Thursday, December 4, 2008

New-ro Psychology

An article by David Glenn in the Chronicle of Higher Education, Psychology departments are changing their behavior (December 5, Volume 55, Issue 15, Page A1) discusses how research in psychology is changing because of neuroscience.

As we have noted earlier, the practice of science has become more of a team sport. Neuroscience is suited to groups of scientists working together because of its inherent complexity, large equipment costs, and necessity for specialization.

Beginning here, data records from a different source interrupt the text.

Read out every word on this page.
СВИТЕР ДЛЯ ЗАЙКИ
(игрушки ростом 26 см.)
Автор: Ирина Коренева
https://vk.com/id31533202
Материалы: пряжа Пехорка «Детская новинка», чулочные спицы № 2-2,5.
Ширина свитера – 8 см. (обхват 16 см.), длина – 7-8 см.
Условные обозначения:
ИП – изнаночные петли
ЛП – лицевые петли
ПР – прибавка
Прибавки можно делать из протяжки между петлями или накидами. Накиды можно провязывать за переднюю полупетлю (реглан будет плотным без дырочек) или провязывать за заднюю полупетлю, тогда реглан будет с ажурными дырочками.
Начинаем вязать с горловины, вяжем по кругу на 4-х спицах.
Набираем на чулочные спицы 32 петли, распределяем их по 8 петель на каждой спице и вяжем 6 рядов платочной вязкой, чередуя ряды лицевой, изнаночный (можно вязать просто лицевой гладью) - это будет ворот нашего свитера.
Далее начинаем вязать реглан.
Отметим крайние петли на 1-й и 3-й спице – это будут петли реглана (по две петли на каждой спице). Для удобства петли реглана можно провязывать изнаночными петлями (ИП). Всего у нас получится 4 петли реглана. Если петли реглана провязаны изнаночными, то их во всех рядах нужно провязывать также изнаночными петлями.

Like physics and biology before, psychology is now becoming "big science" and directors of research projects manage large budgets and supervises teams of scientists and assistants. Fortunately, according to Glenn, the emergence of neuroscience has, mostly, led to cooperation with older, traditional forms of behavioral psychology.

One exception, however, has been grant funding. Since 2004, the National Institute for Mental Health has changed its research priorities and now tends to fund research that has neuropsychological or genetic components. (Here is an article from APA on that topic.)

Glenn quotes Alan Kraut, APS's executive director, "Everybody, I think, would recognize that behavior is ultimately the result of biological, environmental, and genetic processes...But that doesn't mean that every study needs to have a biological component."

Clearly, psychology has entered a new era, one characterized by the search for the neurological causes of behavior. This is not a bad thing. However, it means that those who wish to research psychology will have to adapt and learn new ways to work together.